The Princess Margaret, prototype for the Mountbatten class of giant hovercraft, was supposed to change all that, and revolutionise transport not just across the Channel but worldwide. A year before her first run, the QE2 had been launched and Concorde had taken its first test flight. Britain seemed, in the words of Tony Benn, to be fuelling the "white heat of technology". But ultimately the hovercraft has proved even less successful than supersonic passenger aircraft.
The original owner was Seaspeed, part of British Rail, whose slogan was "Fast & Fun". The first flight is recorded in Air-Cushion Vehicles: The International Hovercraft Journal (not a publication that has stood the test of time): "She outpaces her maritime peers without a trace of the skittishness shown by her smaller sisters... The passengers are tended by what Seaspeed calls `purserettes', an ungainly description for such attractive girls."
You could buy a day return to Boulogne for pounds 3, or take the rail-hovercraft link to Paris for pounds 14 return - just over six hours each way, and real competition against the Air France Caravelle or BEA Trident.
Yet in the great tradition of British transport innovation, three days after her launch the Princess Margaret was temporarily taken out of service because of mechanical problems.

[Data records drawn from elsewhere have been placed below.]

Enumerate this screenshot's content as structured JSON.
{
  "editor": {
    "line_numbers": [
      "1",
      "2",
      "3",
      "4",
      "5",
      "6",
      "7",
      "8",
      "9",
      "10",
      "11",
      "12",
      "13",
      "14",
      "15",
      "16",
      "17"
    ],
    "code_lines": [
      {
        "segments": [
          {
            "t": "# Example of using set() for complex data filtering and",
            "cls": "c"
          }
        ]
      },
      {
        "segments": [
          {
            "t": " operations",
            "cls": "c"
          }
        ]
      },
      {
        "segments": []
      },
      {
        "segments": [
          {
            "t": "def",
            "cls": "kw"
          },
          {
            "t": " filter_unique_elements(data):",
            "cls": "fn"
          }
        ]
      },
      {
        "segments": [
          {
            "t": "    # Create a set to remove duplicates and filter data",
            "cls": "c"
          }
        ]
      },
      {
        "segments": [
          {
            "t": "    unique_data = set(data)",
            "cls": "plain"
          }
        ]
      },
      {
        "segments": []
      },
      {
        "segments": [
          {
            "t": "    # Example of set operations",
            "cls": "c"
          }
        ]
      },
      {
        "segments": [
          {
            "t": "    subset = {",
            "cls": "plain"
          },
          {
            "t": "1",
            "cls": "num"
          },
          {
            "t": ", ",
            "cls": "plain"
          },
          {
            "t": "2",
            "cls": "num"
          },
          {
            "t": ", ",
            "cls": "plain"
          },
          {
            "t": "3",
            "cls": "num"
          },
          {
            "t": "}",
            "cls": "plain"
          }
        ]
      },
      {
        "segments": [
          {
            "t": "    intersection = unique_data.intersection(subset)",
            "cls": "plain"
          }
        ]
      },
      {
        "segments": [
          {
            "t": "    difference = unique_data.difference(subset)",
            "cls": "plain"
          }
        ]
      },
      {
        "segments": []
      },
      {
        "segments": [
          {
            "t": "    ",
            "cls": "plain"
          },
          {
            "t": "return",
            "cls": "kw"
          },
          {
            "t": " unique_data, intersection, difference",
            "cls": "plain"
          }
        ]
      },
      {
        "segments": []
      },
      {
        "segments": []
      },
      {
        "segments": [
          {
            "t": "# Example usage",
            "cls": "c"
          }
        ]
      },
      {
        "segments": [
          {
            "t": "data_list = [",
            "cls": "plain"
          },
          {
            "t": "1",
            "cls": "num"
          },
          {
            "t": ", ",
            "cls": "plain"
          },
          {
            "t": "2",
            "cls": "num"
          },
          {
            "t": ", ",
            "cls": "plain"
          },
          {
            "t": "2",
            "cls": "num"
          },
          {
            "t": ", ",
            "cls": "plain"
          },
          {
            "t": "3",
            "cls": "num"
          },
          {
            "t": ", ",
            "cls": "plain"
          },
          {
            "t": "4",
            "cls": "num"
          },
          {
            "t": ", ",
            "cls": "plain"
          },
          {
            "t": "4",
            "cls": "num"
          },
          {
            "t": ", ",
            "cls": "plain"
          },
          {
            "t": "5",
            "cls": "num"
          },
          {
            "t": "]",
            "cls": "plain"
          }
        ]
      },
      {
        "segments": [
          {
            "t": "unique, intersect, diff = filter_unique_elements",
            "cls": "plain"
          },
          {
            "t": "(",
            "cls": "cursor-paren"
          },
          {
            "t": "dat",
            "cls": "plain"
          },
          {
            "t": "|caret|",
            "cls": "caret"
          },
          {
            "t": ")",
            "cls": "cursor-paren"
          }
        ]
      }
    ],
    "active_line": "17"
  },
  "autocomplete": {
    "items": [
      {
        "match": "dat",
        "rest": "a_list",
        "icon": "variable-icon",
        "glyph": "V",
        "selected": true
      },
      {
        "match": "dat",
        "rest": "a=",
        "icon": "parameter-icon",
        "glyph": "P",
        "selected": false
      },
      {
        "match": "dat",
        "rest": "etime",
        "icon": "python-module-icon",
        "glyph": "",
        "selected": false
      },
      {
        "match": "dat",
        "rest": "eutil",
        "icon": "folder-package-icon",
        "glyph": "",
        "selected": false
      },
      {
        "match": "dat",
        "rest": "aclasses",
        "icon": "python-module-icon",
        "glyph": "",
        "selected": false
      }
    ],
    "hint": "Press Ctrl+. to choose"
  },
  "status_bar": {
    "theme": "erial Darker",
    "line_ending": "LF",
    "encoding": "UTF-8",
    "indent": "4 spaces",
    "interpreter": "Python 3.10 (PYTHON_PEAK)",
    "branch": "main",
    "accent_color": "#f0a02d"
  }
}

When describing the subsequent history of hovercraft, the words "catalogue" and "disasters" appear singularly apt. Within five years, the price of oil had rocketed, adding greatly to the cost of what is inevitably an energy-inefficient form of transport. Nevertheless, French Railways wanted to join the revolution, and slowly and painfully developed the N500 Naviplane. Weeks before the first two French craft were due to enter service in 1977, one was destroyed by fire, leaving the Ingenieur Jean Bertin as the only child. Anyone who was unfortunate enough to travel on this brick-like beast will recall that it was even noisier and less comfortable than the British original.
In 1978, the Princess Anne (today's other survivor) famously lost much of her air-cushion skirt in heavy seas off the French coast. The following year, the French craft drifted for eight hours when the engine failed in mid-Channel.
Initially Seaspeed had been in competition with Hoverlloyd, but by 1981 it became painfully clear that the only possible hope for making a profit was to merge the operations as Hoverspeed. In the same year, the British Hovercraft Corporation came up with a long-range, fuel-efficient replacement called the BH88. No one ordered it. With touching understatement, The Hoverspeed Story (Ferry Publications, 01834 891460, price pounds 3.45) describes this as "a fact which spelled some difficult times for the British Hovercraft Corporation".
The nadir of the cross-Channel hovercraft was in 1985. On 30 March, the Princess Margaret struck a breakwater at Dover on her approach from Calais, and four passengers died. In October, French interest in air-cushion technology finally disappeared when the Ingenieur Jean Bertin was broken up on the hoverpad at Boulogne by a mechanical digger.
What future for the Princesses? Bizarrely, these days you can cross the Channel for even less than 30 years ago. Hoverspeed (0990 595522) is selling day returns from Dover to Calais for pounds 2.50 for foot passengers travelling in pairs, while a full car costs pounds 35. The reason the company can keep fares low is because itmakes a profit on duty-free sales. The hovercraft is being kept afloat - sorry, aloft - thanks to the hidden subsidy afforded by cheap booze and smokes. When the European Union brings these to an end 11 months from today, the Princess Margaret could finally hover to a halt.